Failed to open libbpf, cgroup BPF features disabled: Operation not supported
Queued start job for default target Graphical Interface.
[  OK  ] Created slice Slice /system/getty.
[  OK  ] Started OpenSSH Daemon.
         Starting User Login Management...
[  OK  ] Started Verify integrity of password and group files.
[  OK  ] Started D-Bus System Message Bus.
         Starting Home Area Manager...
[  OK  ] Started Home Area Manager.
[  OK  ] Finished Home Area Activation.
         Starting Permit User Sessions...
[  OK  ] Finished Permit User Sessions.
[  OK  ] Started Console Getty.
[  OK  ] Reached target Login Prompts.
[  OK  ] Started User Login Management.
[  OK  ] Reached target Multi-User System.
[  OK  ] Reached target Graphical Interface.

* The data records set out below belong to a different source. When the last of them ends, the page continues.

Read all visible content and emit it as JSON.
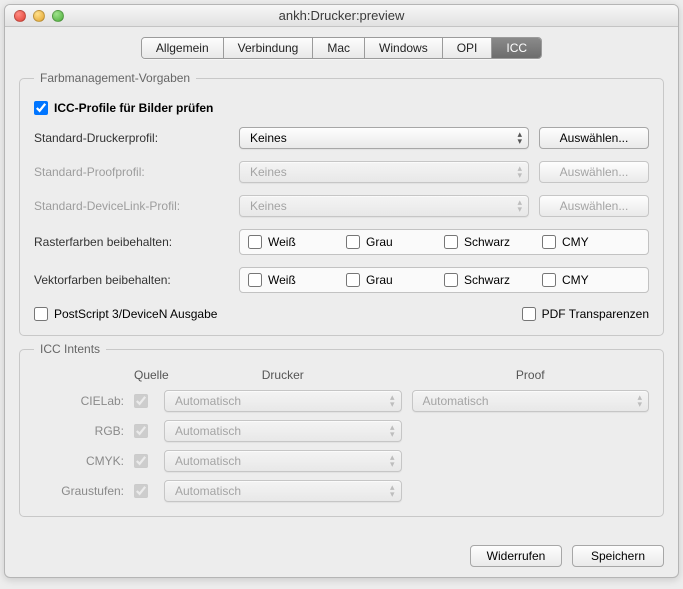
{
  "window": {
    "title": "ankh:Drucker:preview"
  },
  "tabs": {
    "items": [
      "Allgemein",
      "Verbindung",
      "Mac",
      "Windows",
      "OPI",
      "ICC"
    ],
    "active": 5
  },
  "fm": {
    "legend": "Farbmanagement-Vorgaben",
    "checkProfiles": {
      "label": "ICC-Profile für Bilder prüfen",
      "checked": true
    },
    "rows": {
      "printer": {
        "label": "Standard-Druckerprofil:",
        "value": "Keines",
        "btn": "Auswählen...",
        "enabled": true
      },
      "proof": {
        "label": "Standard-Proofprofil:",
        "value": "Keines",
        "btn": "Auswählen...",
        "enabled": false
      },
      "device": {
        "label": "Standard-DeviceLink-Profil:",
        "value": "Keines",
        "btn": "Auswählen...",
        "enabled": false
      }
    },
    "rasterLabel": "Rasterfarben beibehalten:",
    "vectorLabel": "Vektorfarben beibehalten:",
    "colorOpts": {
      "white": "Weiß",
      "gray": "Grau",
      "black": "Schwarz",
      "cmy": "CMY"
    },
    "ps3": "PostScript 3/DeviceN Ausgabe",
    "pdftrans": "PDF Transparenzen"
  },
  "intents": {
    "legend": "ICC Intents",
    "col_source": "Quelle",
    "col_printer": "Drucker",
    "col_proof": "Proof",
    "rows": {
      "cielab": {
        "label": "CIELab:",
        "printer": "Automatisch",
        "proof": "Automatisch"
      },
      "rgb": {
        "label": "RGB:",
        "printer": "Automatisch"
      },
      "cmyk": {
        "label": "CMYK:",
        "printer": "Automatisch"
      },
      "gray": {
        "label": "Graustufen:",
        "printer": "Automatisch"
      }
    }
  },
  "footer": {
    "revert": "Widerrufen",
    "save": "Speichern"
  }
}
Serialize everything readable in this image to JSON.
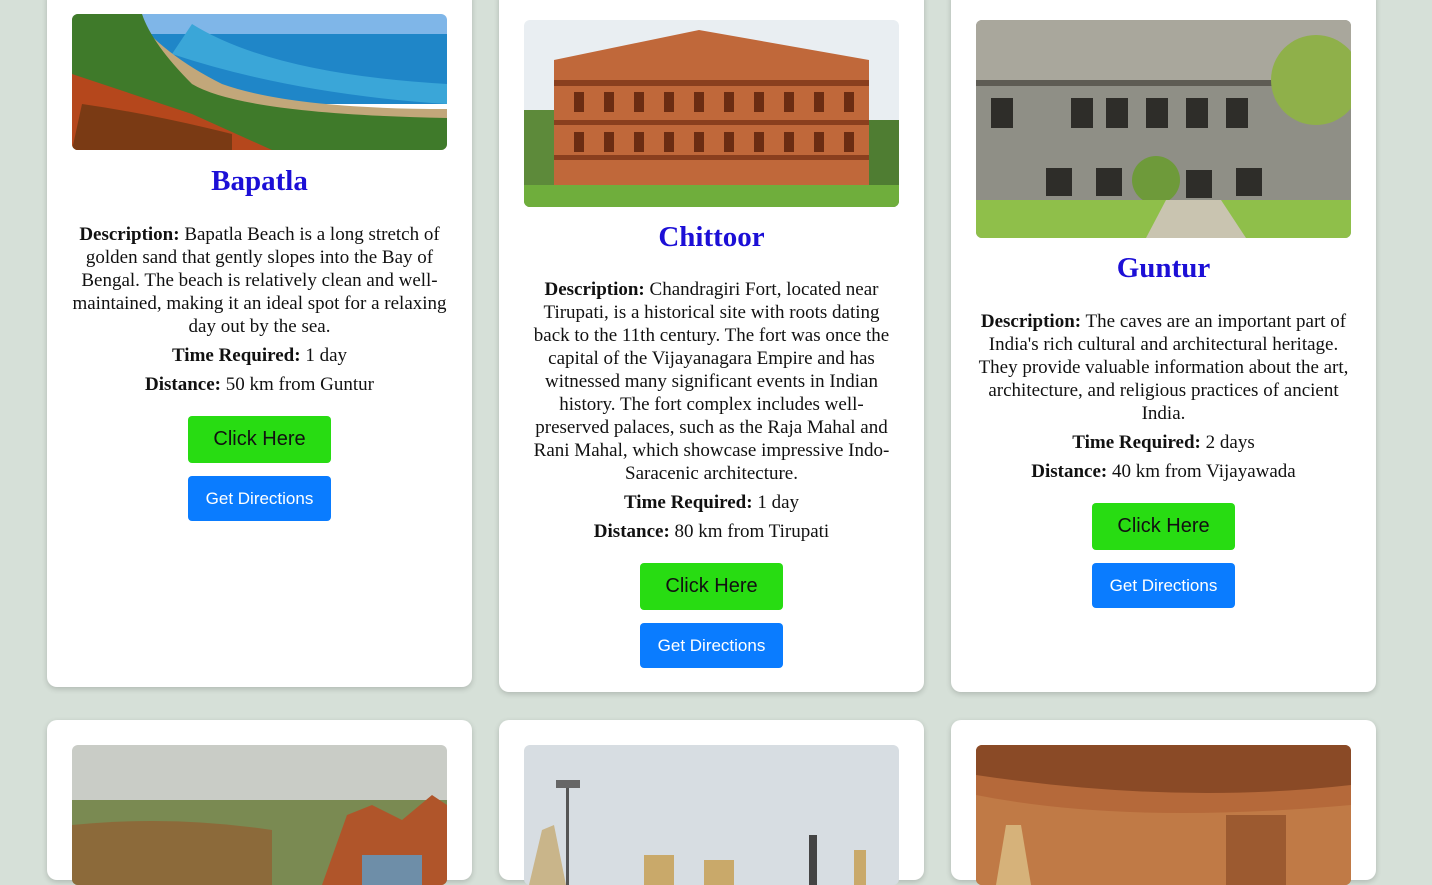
{
  "cards": [
    {
      "title": "Bapatla",
      "description_label": "Description:",
      "description": "Bapatla Beach is a long stretch of golden sand that gently slopes into the Bay of Bengal. The beach is relatively clean and well-maintained, making it an ideal spot for a relaxing day out by the sea.",
      "time_label": "Time Required:",
      "time": "1 day",
      "distance_label": "Distance:",
      "distance": "50 km from Guntur",
      "click_label": "Click Here",
      "directions_label": "Get Directions"
    },
    {
      "title": "Chittoor",
      "description_label": "Description:",
      "description": "Chandragiri Fort, located near Tirupati, is a historical site with roots dating back to the 11th century. The fort was once the capital of the Vijayanagara Empire and has witnessed many significant events in Indian history. The fort complex includes well-preserved palaces, such as the Raja Mahal and Rani Mahal, which showcase impressive Indo-Saracenic architecture.",
      "time_label": "Time Required:",
      "time": "1 day",
      "distance_label": "Distance:",
      "distance": "80 km from Tirupati",
      "click_label": "Click Here",
      "directions_label": "Get Directions"
    },
    {
      "title": "Guntur",
      "description_label": "Description:",
      "description": "The caves are an important part of India's rich cultural and architectural heritage. They provide valuable information about the art, architecture, and religious practices of ancient India.",
      "time_label": "Time Required:",
      "time": "2 days",
      "distance_label": "Distance:",
      "distance": "40 km from Vijayawada",
      "click_label": "Click Here",
      "directions_label": "Get Directions"
    }
  ],
  "colors": {
    "background": "#d6e0d8",
    "title": "#1c0fd6",
    "click_button": "#28dc12",
    "directions_button": "#0a7cff"
  }
}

Arch Linux 6.5.6-arch2-1 (pts/0)

awwan-test login:

The container run and ready to be used.

Then we build the test binary, and run it on container, using the following make task,

.PHONY: test-with-mkosi
	go test -tags=integration -c .
	machinectl shell awwan@awwan-test \
		/bin/sh -c "cd src; ./awwan.test -test.v"

The "go test -tags=integration -c ." means we build the test binary that contains only "//go:build integration" constrains, the output binary file name is "awwan.test". So, when we run the test binary in the container, only the test that have "integration" tags will be executed.

Lets try it,

$ make test-with-mkosi
CGO_ENABLED=1 go test -race -c .
machinectl shell awwan@awwan-test /bin/sh -c "cd src; ./awwan.test"
Authentication is required to acquire a shell in a local container.
Authenticating as: ms
Connected to machine awwan-test. Press ^] three times within 1s to exit
--- BaseDir: /home/awwan/src/testdata/decrypt-with-passphrase
--- BaseDir: /home/awwan/src/testdata/decrypt-with-passphrase
--- Loading private key file ".ssh/awwan.key" (enter to skip passphrase) ...
--- BaseDir: /home/awwan/src/testdata/decrypt-with-passphrase
--- BaseDir: /home/awwan/src/testdata/local
--- Loading "awwan.env" ...
--- Loading ".awwan.env.vault" ...
--- Loading private key file ".ssh/awwan.key" (enter to skip passphrase) ...
Connection to machine awwan-test terminated.